Sin tiempo para ampliar se miran entre ellos desconcertados, mientras conecto con mis compañeras en Buenos Aires quienes dicen que por televisión están reconociendo a integrantes de La Colifata en medio de la escena siniestra. La represión también ocurre a pocos metros de los jardines desde donde la radio transmite los sábados. Se oyen gritos, no hay duda, hay que montar la radio, ofrecer refugio de palabras. Cristian dice «veo cosas que no son», se recrea el círculo, la ronda radiofónica funciona como mallado, sostiene la ilusión de que allí se está protegido; el que ingresa puede gritar, vociferar en el micrófono, se lo contiene, hay médicos con el guardapolvo ensangrentado, los colifatos lo abrazan; se acercan vecinos y amigos, se los invita a tomar asiento, se les ofrece agua o galletitas, los locos dan cobijo, el personal agradece. Se escucha ahora, más lejos, una nueva oleada de disparos, no sabemos bien porqué, pero allí pareciera que se está a salvo. La palabra nombra, es acto firme, atentos vamos decididos a paliar lo que sabemos traerá efectos traumáticos.
Trabajé como docente en la Cátedra de Grupos II de la que Marcelo Percia es responsable y donde también da clases Fabio. Le propuse al comenzar el año 2010 que radio La Colifata intervenga el primer teórico del cuatrimestre, que el encuentro entre los estudiantes y docentes de la cátedra se de en el marco de una transmisión de radio y que cuyo formato fuera una sucesión de programas inspirados en las unidades teóricas de la materia.

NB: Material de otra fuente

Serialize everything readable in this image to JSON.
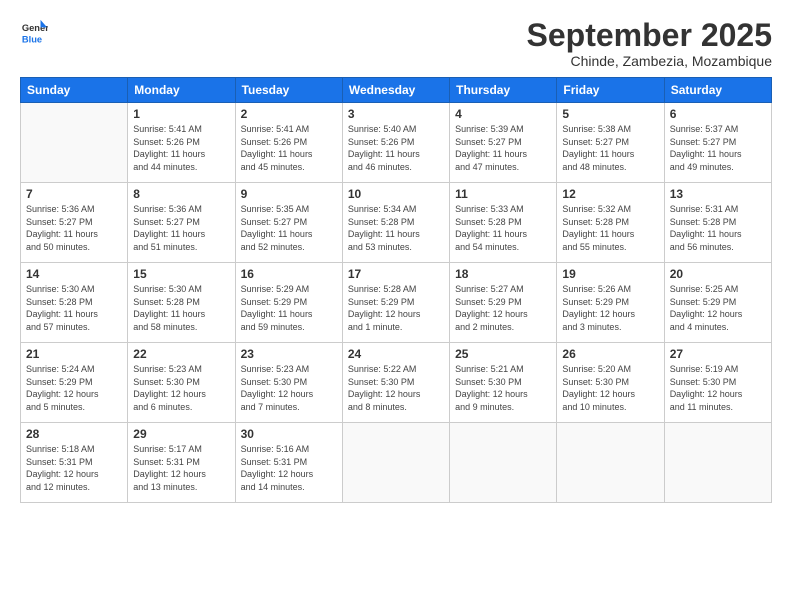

Cada programa puesto en una grilla sobre el pizarrón y conducido por un integrante de la radio. La idea del programa o segmento es abrirlo de inmediato a la participación de estudiantes y docentes. Todo esto sería transmitido en directo desde la facultad. Similar a lo que en su momento hiciéramos con Manu Chao, pero aquí los usuarios ocuparían el lugar de anfitriones, aquellos que inviten y faciliten el dialogo entre los presentes, además.

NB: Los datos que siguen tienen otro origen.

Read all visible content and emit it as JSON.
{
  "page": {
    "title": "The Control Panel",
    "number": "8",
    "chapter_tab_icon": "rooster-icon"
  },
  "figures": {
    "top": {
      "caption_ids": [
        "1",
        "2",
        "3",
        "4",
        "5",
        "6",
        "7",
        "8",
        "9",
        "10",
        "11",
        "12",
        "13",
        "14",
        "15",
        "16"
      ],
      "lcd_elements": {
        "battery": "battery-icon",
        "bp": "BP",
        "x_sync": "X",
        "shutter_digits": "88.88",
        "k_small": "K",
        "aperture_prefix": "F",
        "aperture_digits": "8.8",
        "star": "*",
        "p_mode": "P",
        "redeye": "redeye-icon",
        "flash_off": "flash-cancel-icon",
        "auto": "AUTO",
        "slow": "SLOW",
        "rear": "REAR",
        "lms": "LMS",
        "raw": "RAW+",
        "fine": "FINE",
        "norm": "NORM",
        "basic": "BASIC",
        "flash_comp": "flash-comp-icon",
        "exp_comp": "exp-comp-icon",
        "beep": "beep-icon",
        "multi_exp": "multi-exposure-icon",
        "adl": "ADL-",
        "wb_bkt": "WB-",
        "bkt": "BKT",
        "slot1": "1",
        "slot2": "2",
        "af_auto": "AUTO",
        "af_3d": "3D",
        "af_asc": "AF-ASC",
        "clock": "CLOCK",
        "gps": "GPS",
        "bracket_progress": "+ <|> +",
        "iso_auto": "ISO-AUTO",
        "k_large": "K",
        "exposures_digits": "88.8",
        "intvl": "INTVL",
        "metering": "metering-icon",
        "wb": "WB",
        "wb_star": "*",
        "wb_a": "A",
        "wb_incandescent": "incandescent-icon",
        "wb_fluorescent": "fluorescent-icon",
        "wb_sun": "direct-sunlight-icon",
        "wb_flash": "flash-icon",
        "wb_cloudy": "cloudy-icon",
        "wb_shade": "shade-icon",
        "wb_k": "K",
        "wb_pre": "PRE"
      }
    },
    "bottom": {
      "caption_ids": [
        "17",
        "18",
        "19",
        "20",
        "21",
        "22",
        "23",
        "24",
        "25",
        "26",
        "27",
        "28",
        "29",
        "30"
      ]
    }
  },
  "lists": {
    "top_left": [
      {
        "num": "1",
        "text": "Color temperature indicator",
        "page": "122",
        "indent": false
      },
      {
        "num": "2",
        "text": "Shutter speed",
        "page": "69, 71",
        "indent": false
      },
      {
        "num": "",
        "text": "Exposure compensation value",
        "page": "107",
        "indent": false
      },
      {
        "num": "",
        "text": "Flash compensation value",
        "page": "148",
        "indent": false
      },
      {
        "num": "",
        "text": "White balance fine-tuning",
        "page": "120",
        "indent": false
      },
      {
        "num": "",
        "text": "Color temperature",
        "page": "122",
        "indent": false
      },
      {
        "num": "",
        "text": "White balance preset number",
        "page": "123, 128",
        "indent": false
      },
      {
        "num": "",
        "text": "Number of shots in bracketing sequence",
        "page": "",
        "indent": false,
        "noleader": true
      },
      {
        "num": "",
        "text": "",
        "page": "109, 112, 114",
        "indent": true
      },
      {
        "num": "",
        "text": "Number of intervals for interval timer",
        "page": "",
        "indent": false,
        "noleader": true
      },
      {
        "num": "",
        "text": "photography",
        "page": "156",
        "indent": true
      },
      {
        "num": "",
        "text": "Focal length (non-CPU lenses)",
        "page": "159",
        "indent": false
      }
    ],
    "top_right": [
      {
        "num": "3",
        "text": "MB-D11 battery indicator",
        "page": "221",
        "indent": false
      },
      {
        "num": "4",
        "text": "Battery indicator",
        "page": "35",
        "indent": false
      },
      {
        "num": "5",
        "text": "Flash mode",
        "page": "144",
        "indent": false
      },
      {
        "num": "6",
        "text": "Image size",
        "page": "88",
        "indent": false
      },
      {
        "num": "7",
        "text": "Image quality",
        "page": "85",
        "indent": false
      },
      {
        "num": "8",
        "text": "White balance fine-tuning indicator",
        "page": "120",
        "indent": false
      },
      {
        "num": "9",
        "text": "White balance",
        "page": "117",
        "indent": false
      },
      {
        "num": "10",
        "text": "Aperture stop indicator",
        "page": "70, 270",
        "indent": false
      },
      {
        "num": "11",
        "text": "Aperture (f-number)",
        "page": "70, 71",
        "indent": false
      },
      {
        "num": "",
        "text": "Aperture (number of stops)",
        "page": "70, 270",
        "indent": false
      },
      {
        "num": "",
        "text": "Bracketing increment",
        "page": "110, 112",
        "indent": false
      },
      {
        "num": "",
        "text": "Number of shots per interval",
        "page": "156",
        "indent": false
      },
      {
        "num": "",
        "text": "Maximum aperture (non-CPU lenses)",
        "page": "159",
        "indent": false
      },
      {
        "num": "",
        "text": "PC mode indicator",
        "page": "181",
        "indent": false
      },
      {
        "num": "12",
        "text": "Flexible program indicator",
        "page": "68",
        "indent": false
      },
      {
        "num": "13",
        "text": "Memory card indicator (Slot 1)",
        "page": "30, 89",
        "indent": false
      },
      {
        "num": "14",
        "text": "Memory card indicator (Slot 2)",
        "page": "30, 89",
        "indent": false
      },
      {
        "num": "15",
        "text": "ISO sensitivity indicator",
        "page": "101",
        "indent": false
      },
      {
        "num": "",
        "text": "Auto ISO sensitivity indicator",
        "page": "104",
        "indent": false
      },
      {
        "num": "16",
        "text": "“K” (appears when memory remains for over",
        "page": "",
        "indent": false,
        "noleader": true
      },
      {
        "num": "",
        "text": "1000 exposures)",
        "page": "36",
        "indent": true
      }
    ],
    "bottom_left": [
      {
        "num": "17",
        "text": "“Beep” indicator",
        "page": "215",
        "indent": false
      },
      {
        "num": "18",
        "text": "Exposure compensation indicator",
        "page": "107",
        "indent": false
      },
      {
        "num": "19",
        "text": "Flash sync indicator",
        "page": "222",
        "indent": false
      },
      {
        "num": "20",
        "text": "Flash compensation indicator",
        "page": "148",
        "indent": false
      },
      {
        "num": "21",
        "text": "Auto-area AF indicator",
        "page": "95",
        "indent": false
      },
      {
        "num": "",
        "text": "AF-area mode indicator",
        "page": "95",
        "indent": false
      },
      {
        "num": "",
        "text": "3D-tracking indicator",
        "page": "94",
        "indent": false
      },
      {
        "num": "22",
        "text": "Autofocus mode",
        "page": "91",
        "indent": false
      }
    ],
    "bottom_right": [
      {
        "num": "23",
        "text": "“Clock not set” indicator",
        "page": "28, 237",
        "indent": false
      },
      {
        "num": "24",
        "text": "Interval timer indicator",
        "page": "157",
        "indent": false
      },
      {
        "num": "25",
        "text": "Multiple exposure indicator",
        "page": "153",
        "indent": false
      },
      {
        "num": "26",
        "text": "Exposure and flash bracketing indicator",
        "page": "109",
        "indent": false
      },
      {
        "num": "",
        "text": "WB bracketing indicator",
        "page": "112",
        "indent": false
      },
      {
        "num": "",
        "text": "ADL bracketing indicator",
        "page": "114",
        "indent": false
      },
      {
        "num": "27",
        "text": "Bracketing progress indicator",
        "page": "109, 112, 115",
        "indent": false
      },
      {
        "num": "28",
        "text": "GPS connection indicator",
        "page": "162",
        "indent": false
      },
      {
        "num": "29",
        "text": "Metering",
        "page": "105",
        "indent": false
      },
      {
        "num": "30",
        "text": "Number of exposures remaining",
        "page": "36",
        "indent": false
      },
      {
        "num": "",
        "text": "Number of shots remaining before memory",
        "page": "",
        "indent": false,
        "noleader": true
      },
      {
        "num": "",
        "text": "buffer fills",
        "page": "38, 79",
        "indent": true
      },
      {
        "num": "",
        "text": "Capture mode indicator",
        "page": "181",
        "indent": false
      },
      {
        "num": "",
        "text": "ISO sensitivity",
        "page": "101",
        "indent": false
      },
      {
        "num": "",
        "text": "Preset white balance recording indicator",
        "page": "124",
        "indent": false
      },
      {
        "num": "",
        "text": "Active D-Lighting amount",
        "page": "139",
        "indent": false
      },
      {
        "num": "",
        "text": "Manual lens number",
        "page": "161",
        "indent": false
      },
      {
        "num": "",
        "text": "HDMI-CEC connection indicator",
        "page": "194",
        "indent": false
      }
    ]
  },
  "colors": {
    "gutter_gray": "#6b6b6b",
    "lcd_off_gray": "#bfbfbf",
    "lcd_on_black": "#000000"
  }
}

Para ello nos dispusimos a organizar talleres de preparación. Con Manu, él nos facilitó la lista de canciones que serían interpretadas en el estadio All Boys en Buenos Aires, para que cada uno elija cual quisiera intervenir; de este modo la musa Chao inspiraba escritura y puesta en escena común constituyendo una apuesta artística compartida y de cara al público. Con Teoría y Técnica de Grupos leímos juntos el programa de la materia y cada quien se detuvo allí donde sintió curiosidad e interés. Con ello podrían crear el formato que quisieran: escribir un poema, presentar preguntas, opinar sobre lo que consideraban versaba la unidad, etc. La invitación era a conducir y a estar dispuestos a abrir la discusión, el objetivo era facilitar el encuentro entre los docentes y los estudiantes. Marcelo propuso, además, llegar con un regalo, así fue que editamos un disco al que llamamos: Aula 14, Deliberar La Colifata, lecturas pobladas. Terminado el teórico, los presentes se llevaron un disco.
Algo del espíritu de la cátedra libre se había recreado pero en un espacio formal; como hacía Alfredo pero al revés.
A Moffatt lo heredé, lo aprendí haciendo y después lo leí. Alfredo Moffatt, explorador de fin de hospicio, primer chasqui de la comunicación, maestro de una clínica popular.